直到第五日傍晚,碧珠送来晚膳时,轻声提了一句:“姑娘,陛下吩咐,明日您可到苑中‘渡幽台’散步片刻,那里阴气最为平和,利于魂体。但切记不可超过半个时辰,需由奴婢陪同。”
渡幽台?我记起那是静心苑西南角一处突出的观景平台,伸入幽冥云海之中,据说视野极开阔。
他允许我离开厢房了。这算是一个缓和的信号?还是仅仅出于对“伤患”的必要考量?
第二天,在碧珠的陪同下,我慢慢走向渡幽台。步伐依旧虚浮,但踏出厢房,看到苑中熟悉的墨竹、亭台,呼吸到不那么窒闷的空气,精神还是为之一振。
渡幽台比我想象的更大。平台以漆黑的巨石垒砌,栏杆低矮,几乎与翻涌的灰色云海齐平。站在台边,仿佛立于世界尽头,脚下是永恒翻滚的雾霭,远处隐约有酆都建筑的尖顶在雾中沉浮,更遥远的天际,是那轮亘古不变的青白冥月。风很大,带着云海的湿寒与空寂,吹得人衣袂翻飞,魂魄都似要随风而去。
“这里很壮阔。”
我低声说,更像是在对自己说。
碧珠安静地站在我身后几步远的地方,如同一个沉默的影子。
我缓步沿着平台边缘走着,目光投向无垠的云海。心绪如同这云雾般翻腾不定。墨凌渊此刻在何处?在冥罗殿处理那些似乎永远处理不完的政务?还是在某个寂静的角落,独自忍受着魂核深处死气的磨蚀与旧伤的啃噬?
那日静室中他苍白的侧脸,盛怒之下掩不住的惊痛,以及最后那个沉默如山的背影,一次次在眼前闪现。
“碧珠,”
我忽然开口,没有回头,“陛下他这几日,伤势可还稳定?”
身后静默了一瞬。碧珠的声音才轻轻传来:“奴婢不知详情。只听闻鬼医大人每日仍会去冥罗殿请脉。陛下一切如常。”
一切如常。多么稳妥又空洞的回答。
我轻轻叹了口气,不再追问。只是倚着冰凉的石栏,任由浩荡的风穿透身体,仿佛这样就能吹散一些胸口的滞涩。
就在半个时辰将尽,碧珠准备上前提醒时,渡幽台连接苑内的石阶上,传来了轻微的脚步声。

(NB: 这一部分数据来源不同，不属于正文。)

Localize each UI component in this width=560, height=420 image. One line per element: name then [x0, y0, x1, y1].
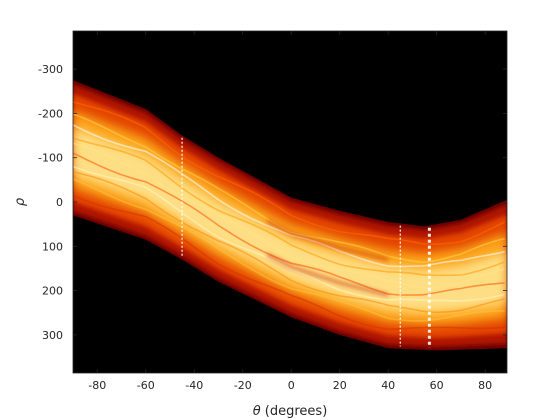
- band-streak: [73, 165, 505, 302]
- y-tick-label: 100: [42, 240, 63, 253]
- x-axis-unit: (degrees): [261, 404, 328, 419]
- x-tick-label: 60: [430, 379, 444, 392]
- band-core: [73, 127, 507, 313]
- band-streak: [73, 142, 505, 289]
- y-tick-label: -200: [38, 107, 63, 120]
- band-streak: [73, 171, 505, 314]
- band-streak: [73, 124, 505, 268]
- y-tick-label: -100: [38, 152, 63, 165]
- y-tick-label: 0: [56, 196, 63, 209]
- x-tick-label: 20: [333, 379, 347, 392]
- x-tick-label: -80: [88, 379, 106, 392]
- band-streak: [73, 152, 505, 296]
- x-tick-label: -60: [137, 379, 155, 392]
- y-tick-label: 300: [42, 329, 63, 342]
- band-streak: [73, 178, 505, 322]
- x-tick-label: -40: [185, 379, 203, 392]
- y-tick-label: 200: [42, 285, 63, 298]
- x-tick-label: 0: [288, 379, 295, 392]
- band-streak: [73, 137, 505, 277]
- x-tick-label: 40: [381, 379, 395, 392]
- heatmap-band: [73, 80, 507, 351]
- band-streak: [73, 194, 505, 331]
- axes: -80 -60 -40 -20 0 20 40 60 80-300-200-1000100200…: [38, 30, 508, 392]
- x-tick-label: -20: [234, 379, 252, 392]
- x-tick-label: 80: [478, 379, 492, 392]
- band-channel: [266, 219, 389, 262]
- x-axis-symbol: θ: [253, 404, 261, 419]
- x-axis-label: θ (degrees): [253, 404, 328, 419]
- band-streak: [73, 101, 505, 246]
- y-axis-label: ρ: [13, 197, 28, 206]
- y-tick-label: -300: [38, 63, 63, 76]
- band-channel: [266, 253, 389, 297]
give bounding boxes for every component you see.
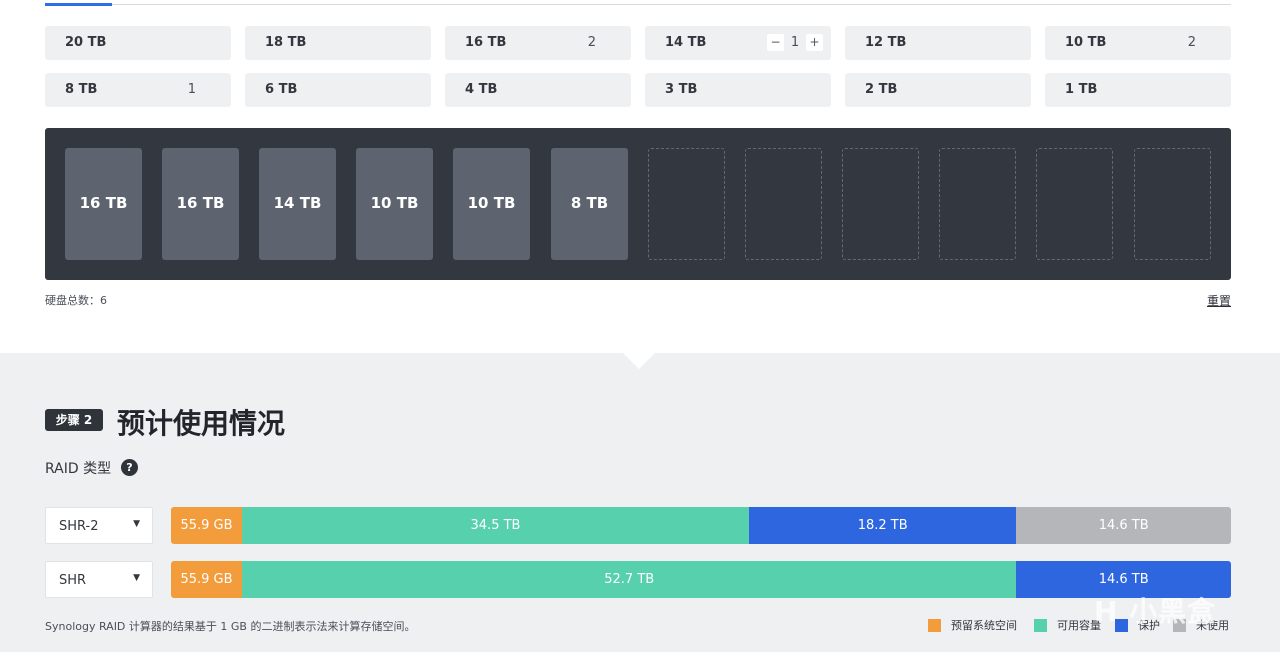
usage-segment-protection: 18.2 TB [748,507,1017,544]
drive-slot-label: 10 TB [467,194,516,212]
legend-swatch [1115,618,1128,632]
disk-size-3tb[interactable]: 3 TB [645,73,831,107]
help-icon[interactable]: ? [121,459,138,476]
legend-reserved: 预留系统空间 [928,617,1017,633]
disk-size-label: 1 TB [1065,82,1098,97]
legend-swatch [1034,618,1047,632]
disk-size-label: 16 TB [465,35,507,50]
minus-button[interactable]: − [767,34,784,51]
plus-button[interactable]: + [806,34,823,51]
empty-drive-slot [745,148,822,260]
legend-available: 可用容量 [1034,617,1101,633]
legend-protection: 保护 [1115,617,1160,633]
legend-swatch [928,618,941,632]
disk-size-4tb[interactable]: 4 TB [445,73,631,107]
stepper-value: 1 [790,35,800,50]
empty-drive-slot [842,148,919,260]
disk-size-label: 10 TB [1065,35,1107,50]
step-badge: 步骤 2 [45,409,103,431]
disk-size-label: 14 TB [665,35,707,50]
legend-unused: 未使用 [1173,617,1229,633]
raid-select-value: SHR-2 [59,519,99,534]
usage-segment-unused: 14.6 TB [1016,507,1231,544]
quantity-stepper: − 1 + [767,34,823,51]
disk-size-12tb[interactable]: 12 TB [845,26,1031,60]
drive-slot-label: 16 TB [79,194,128,212]
drive-slot-4[interactable]: 10 TB [356,148,433,260]
disk-count: 2 [587,35,596,50]
caret-down-icon: ▼ [133,519,140,529]
drive-slot-1[interactable]: 16 TB [65,148,142,260]
disk-size-1tb[interactable]: 1 TB [1045,73,1231,107]
tab-active-indicator [45,3,112,6]
drive-slot-label: 10 TB [370,194,419,212]
disk-total-value: 6 [100,294,107,307]
disk-size-label: 3 TB [665,82,698,97]
disk-size-label: 12 TB [865,35,907,50]
empty-drive-slot [939,148,1016,260]
legend-label: 可用容量 [1057,619,1101,632]
usage-segment-available: 52.7 TB [242,561,1017,598]
drive-slot-5[interactable]: 10 TB [453,148,530,260]
disk-size-label: 20 TB [65,35,107,50]
raid-select-value: SHR [59,573,87,588]
empty-drive-slot [1036,148,1113,260]
drive-bay: 16 TB 16 TB 14 TB 10 TB 10 TB 8 TB [45,128,1231,280]
reset-link[interactable]: 重置 [1206,294,1231,308]
section-pointer [623,353,655,369]
disk-count: 1 [187,82,196,97]
disk-total-label: 硬盘总数： [45,294,100,307]
drive-slot-label: 14 TB [273,194,322,212]
drive-slot-label: 8 TB [570,194,609,212]
usage-segment-reserved: 55.9 GB [171,507,242,544]
legend-label: 预留系统空间 [951,619,1017,632]
disk-count: 2 [1187,35,1196,50]
disk-size-label: 4 TB [465,82,498,97]
disk-size-10tb[interactable]: 10 TB 2 [1045,26,1231,60]
footnote: Synology RAID 计算器的结果基于 1 GB 的二进制表示法来计算存储… [45,620,416,633]
legend-label: 保护 [1138,619,1160,632]
raid-type-label: RAID 类型 [45,461,112,477]
disk-size-18tb[interactable]: 18 TB [245,26,431,60]
legend-label: 未使用 [1196,619,1229,632]
disk-total: 硬盘总数：6 [45,292,107,308]
disk-size-2tb[interactable]: 2 TB [845,73,1031,107]
disk-size-label: 6 TB [265,82,298,97]
disk-size-label: 18 TB [265,35,307,50]
tab-underline [45,4,1231,5]
disk-size-14tb[interactable]: 14 TB − 1 + [645,26,831,60]
usage-segment-reserved: 55.9 GB [171,561,242,598]
usage-segment-available: 34.5 TB [242,507,749,544]
disk-size-8tb[interactable]: 8 TB 1 [45,73,231,107]
disk-size-6tb[interactable]: 6 TB [245,73,431,107]
disk-size-16tb[interactable]: 16 TB 2 [445,26,631,60]
usage-bar: 55.9 GB 52.7 TB 14.6 TB [171,561,1231,598]
usage-segment-protection: 14.6 TB [1016,561,1231,598]
usage-bar: 55.9 GB 34.5 TB 18.2 TB 14.6 TB [171,507,1231,544]
caret-down-icon: ▼ [133,573,140,583]
drive-slot-6[interactable]: 8 TB [551,148,628,260]
disk-size-label: 2 TB [865,82,898,97]
section-title: 预计使用情况 [117,407,286,440]
raid-select[interactable]: SHR-2 ▼ [45,507,153,544]
watermark-logo: H 小黑盒 [1094,595,1217,628]
empty-drive-slot [648,148,725,260]
disk-size-label: 8 TB [65,82,98,97]
disk-size-20tb[interactable]: 20 TB [45,26,231,60]
drive-slot-3[interactable]: 14 TB [259,148,336,260]
usage-section [0,353,1280,652]
legend-swatch [1173,618,1186,632]
raid-select[interactable]: SHR ▼ [45,561,153,598]
drive-slot-2[interactable]: 16 TB [162,148,239,260]
drive-slot-label: 16 TB [176,194,225,212]
empty-drive-slot [1134,148,1211,260]
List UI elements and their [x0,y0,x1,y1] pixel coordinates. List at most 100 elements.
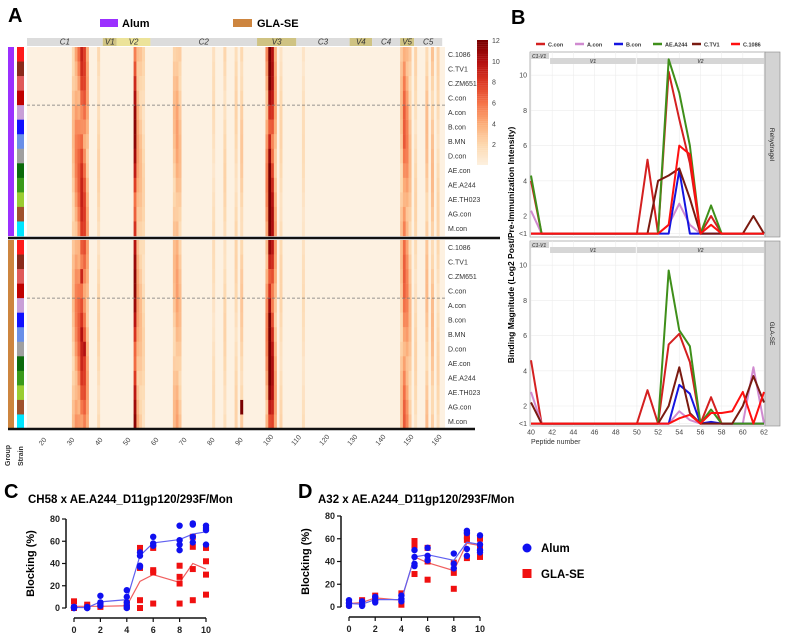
x-tick-label: 120 [319,434,332,448]
heatmap-cell [408,370,412,386]
heatmap-cell [133,283,137,299]
heatmap-cell [436,312,440,328]
heatmap-cell [279,414,283,430]
heatmap-cell [402,327,406,342]
heatmap-cell [178,119,182,135]
heatmap-cell [268,47,272,62]
heatmap-cell [136,370,140,386]
heatmap-cell [142,61,146,77]
y-tick-label: 2 [523,404,527,411]
heatmap-cell [97,76,101,91]
y-tick-label: 4 [523,178,527,185]
heatmap-cell [223,61,227,77]
heatmap-cell [71,47,75,62]
legend-label: A.con [587,43,603,49]
heatmap-cell [83,356,87,372]
heatmap-cell [172,254,176,270]
heatmap-cell [268,283,272,299]
region-strip [636,58,764,64]
heatmap-cell [139,298,143,313]
heatmap-cell [436,134,440,149]
heatmap-cell [265,356,269,372]
data-point-alum [176,541,183,548]
heatmap-cell [279,105,283,120]
data-point-alum [411,562,418,570]
colorbar-segment [477,56,488,59]
row-label: C.1086 [448,52,471,59]
heatmap-cell [425,414,429,430]
region-bar-c4 [372,38,401,46]
heatmap-cell [265,370,269,386]
region-strip-label: C1-V1 [532,54,546,60]
heatmap-cell [279,341,283,357]
colorbar-segment [477,79,488,82]
heatmap-cell [77,283,81,299]
row-label: AE.TH023 [448,197,480,204]
heatmap-cell [414,163,418,179]
heatmap-cell [240,240,244,255]
heatmap-cell [85,119,89,135]
heatmap-cell [142,327,146,342]
heatmap-cell [97,327,101,342]
heatmap-cell [279,47,283,62]
heatmap-cell [408,192,412,208]
heatmap-cell [80,312,84,328]
heatmap-cell [271,47,275,62]
heatmap-cell [268,341,272,357]
heatmap-cell [172,134,176,149]
heatmap-cell [271,105,275,120]
heatmap-cell [273,105,277,120]
heatmap-cell [142,192,146,208]
heatmap-cell [223,356,227,372]
heatmap-cell [178,177,182,193]
heatmap-cell [83,134,87,149]
heatmap-cell [71,254,75,270]
heatmap-cell [273,47,277,62]
heatmap-cell [212,105,216,120]
heatmap-cell [414,177,418,193]
heatmap-cell [212,90,216,106]
heatmap-cell [301,341,305,357]
heatmap-cell [436,399,440,415]
data-point-alum [84,604,91,612]
row-label: C.TV1 [448,66,468,73]
colorbar-segment [477,89,488,93]
heatmap-cell [223,269,227,284]
heatmap-cell [271,192,275,208]
heatmap-cell [85,163,89,179]
heatmap-cell [430,385,434,401]
heatmap-cell [178,283,182,299]
heatmap-cell [133,298,137,313]
legend-label: AE.A244 [665,43,688,49]
heatmap-cell [136,269,140,284]
strain-bar [17,47,24,62]
heatmap-cell [414,240,418,255]
heatmap-cell [430,269,434,284]
heatmap-cell [77,221,81,237]
heatmap-cell [408,356,412,372]
region-label: C1 [60,38,70,47]
x-tick-label: 30 [66,437,76,448]
heatmap-cell [301,148,305,164]
heatmap-cell [97,90,101,106]
strain-bar [17,192,24,208]
heatmap-cell [139,206,143,222]
heatmap-cell [430,399,434,415]
heatmap-cell [83,414,87,430]
heatmap-cell [400,254,404,270]
heatmap-cell [400,269,404,284]
legend-label: B.con [626,43,642,49]
heatmap-cell [405,105,409,120]
heatmap-cell [301,414,305,430]
heatmap-cell [402,269,406,284]
heatmap-cell [400,327,404,342]
heatmap-cell [400,399,404,415]
heatmap-cell [436,119,440,135]
heatmap-cell [136,206,140,222]
heatmap-cell [405,298,409,313]
heatmap-cell [279,148,283,164]
x-tick-label: 60 [150,437,160,448]
colorbar-segment [477,119,488,122]
heatmap-cell [405,240,409,255]
heatmap-cell [405,47,409,62]
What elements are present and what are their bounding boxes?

不是碧珠那种刻意的轻盈,也不是幽冥卫整齐划一的沉肃。那脚步声很稳,却带着一丝不易察觉的凝滞。
我心头莫名一跳,转过身。
墨凌渊正从石阶上走来。
他依旧是一身玄衣,外罩了件墨色镶暗银纹的大氅,领口处一圈深色的皮毛,衬得他脸色愈发苍白,几乎不见血色。眉心那点幽绿光芒依旧黯淡,但比那日在静室时稳定了些许。他目光平静地望过来,看不出什么情绪,仿佛只是偶然路过。
碧珠早已无声退至更远处,深深垂首。
风将他额前的几缕碎发吹起,掠过他清晰却冷峻的眉眼。他走到离我几步远的地方停下,并未靠得太近,视线先在我脸上停留片刻,似乎在审视我的气色,然后转向了无边的云海。
“鬼医说,你魂体根基未损,是不幸中的大幸。”
他开口,声音被风吹得有些散,但依旧低沉清晰,“但若再有一次,纵有黄泉髓,也回天乏术。”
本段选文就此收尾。